The aim of the study was to identify a pattern of protease gene mutations associated with the virological response to darunavir/ritonavir-based regimens.


We analysed 153 treatment-experienced patients receiving a darunavir/ritonavir salvage regimen as a sole protease inhibitor (PI). Virological response was defined as an HIV-1 RNA load of <200 copies/mL at month 3. The impact of individual protease gene mutations on the virological response to darunavir/ritonavir was examined, and the combination of mutations most strongly associated with the virological response was identified.


The baseline median HIV RNA level was 4.7 log(10) copies/mL and the median CD4 cell count was 142 cells/mm(3). At month 3, 55% of patients had a virological response and the median fall in viral load from baseline was 1.7 log(10) copies/mL. All the patients had detectable darunavir concentrations at month 3. Cochran-Armitage procedure identified eight mutations with a negative impact on the virological response, namely K14R, K20I, E34Q, I47V, I54M, K55R, T74P and I84V; and two mutations (E35D and V82A) with a positive impact.

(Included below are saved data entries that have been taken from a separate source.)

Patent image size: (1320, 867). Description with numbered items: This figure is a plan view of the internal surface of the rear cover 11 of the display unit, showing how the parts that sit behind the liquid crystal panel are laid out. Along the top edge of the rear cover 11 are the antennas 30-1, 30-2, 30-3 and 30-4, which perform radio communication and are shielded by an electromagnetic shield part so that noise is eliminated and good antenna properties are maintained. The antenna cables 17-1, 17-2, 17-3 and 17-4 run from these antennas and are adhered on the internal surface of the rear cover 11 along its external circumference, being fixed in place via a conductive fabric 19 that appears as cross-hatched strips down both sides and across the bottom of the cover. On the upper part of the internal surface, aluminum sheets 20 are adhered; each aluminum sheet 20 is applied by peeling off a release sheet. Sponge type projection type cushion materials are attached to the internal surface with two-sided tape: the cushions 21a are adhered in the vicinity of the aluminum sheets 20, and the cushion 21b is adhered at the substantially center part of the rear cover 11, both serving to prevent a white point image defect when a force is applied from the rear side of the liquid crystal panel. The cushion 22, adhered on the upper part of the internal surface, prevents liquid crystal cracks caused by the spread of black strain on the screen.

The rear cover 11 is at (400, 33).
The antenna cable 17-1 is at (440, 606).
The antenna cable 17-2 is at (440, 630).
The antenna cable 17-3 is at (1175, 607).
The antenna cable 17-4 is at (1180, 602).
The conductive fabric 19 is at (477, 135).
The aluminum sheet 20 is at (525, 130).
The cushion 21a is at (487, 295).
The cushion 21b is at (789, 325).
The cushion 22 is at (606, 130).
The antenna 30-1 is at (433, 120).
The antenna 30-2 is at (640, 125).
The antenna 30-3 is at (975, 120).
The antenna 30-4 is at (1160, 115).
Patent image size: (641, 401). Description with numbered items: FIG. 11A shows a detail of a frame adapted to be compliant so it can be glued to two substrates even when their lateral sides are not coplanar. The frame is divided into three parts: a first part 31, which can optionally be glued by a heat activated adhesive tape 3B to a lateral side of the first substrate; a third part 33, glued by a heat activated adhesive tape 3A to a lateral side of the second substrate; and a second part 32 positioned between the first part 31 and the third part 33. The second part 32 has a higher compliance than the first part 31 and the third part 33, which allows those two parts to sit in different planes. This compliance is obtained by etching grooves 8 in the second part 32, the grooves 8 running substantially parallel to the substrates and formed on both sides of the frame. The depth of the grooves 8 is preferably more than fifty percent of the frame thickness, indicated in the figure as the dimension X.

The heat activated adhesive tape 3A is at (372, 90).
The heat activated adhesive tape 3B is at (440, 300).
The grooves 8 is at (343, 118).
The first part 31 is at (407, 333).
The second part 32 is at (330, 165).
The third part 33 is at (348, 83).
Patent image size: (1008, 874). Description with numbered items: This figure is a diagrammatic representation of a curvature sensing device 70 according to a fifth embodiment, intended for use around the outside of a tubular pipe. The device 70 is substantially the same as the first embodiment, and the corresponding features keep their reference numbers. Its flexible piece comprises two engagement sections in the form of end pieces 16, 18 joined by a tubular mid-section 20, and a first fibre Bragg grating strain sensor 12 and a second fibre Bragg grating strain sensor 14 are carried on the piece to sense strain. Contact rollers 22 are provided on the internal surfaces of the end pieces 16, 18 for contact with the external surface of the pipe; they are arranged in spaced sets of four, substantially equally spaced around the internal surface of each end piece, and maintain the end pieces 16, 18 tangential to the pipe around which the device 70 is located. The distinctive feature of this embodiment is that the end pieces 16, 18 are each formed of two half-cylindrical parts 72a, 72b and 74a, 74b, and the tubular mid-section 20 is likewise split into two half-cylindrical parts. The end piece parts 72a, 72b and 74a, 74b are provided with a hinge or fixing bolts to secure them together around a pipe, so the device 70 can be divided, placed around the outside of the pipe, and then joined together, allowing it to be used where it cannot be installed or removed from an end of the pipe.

In multivariate analyses, our genotypic scores were highly predictive of the virological response at month 3, along with the baseline plasma viral load and enfuvirtide co-prescription to enfuvirtide-naive patients.


Among the eight mutations with a negative impact on the virological response, I47V, I54M, T74P and I84V were previously described as darunavir resistance-associated mutations. Some PI resistance mutations had a positive impact on the virological response. These findings might help to explain the potency of darunavir/ritonavir on PI-resistant HIV.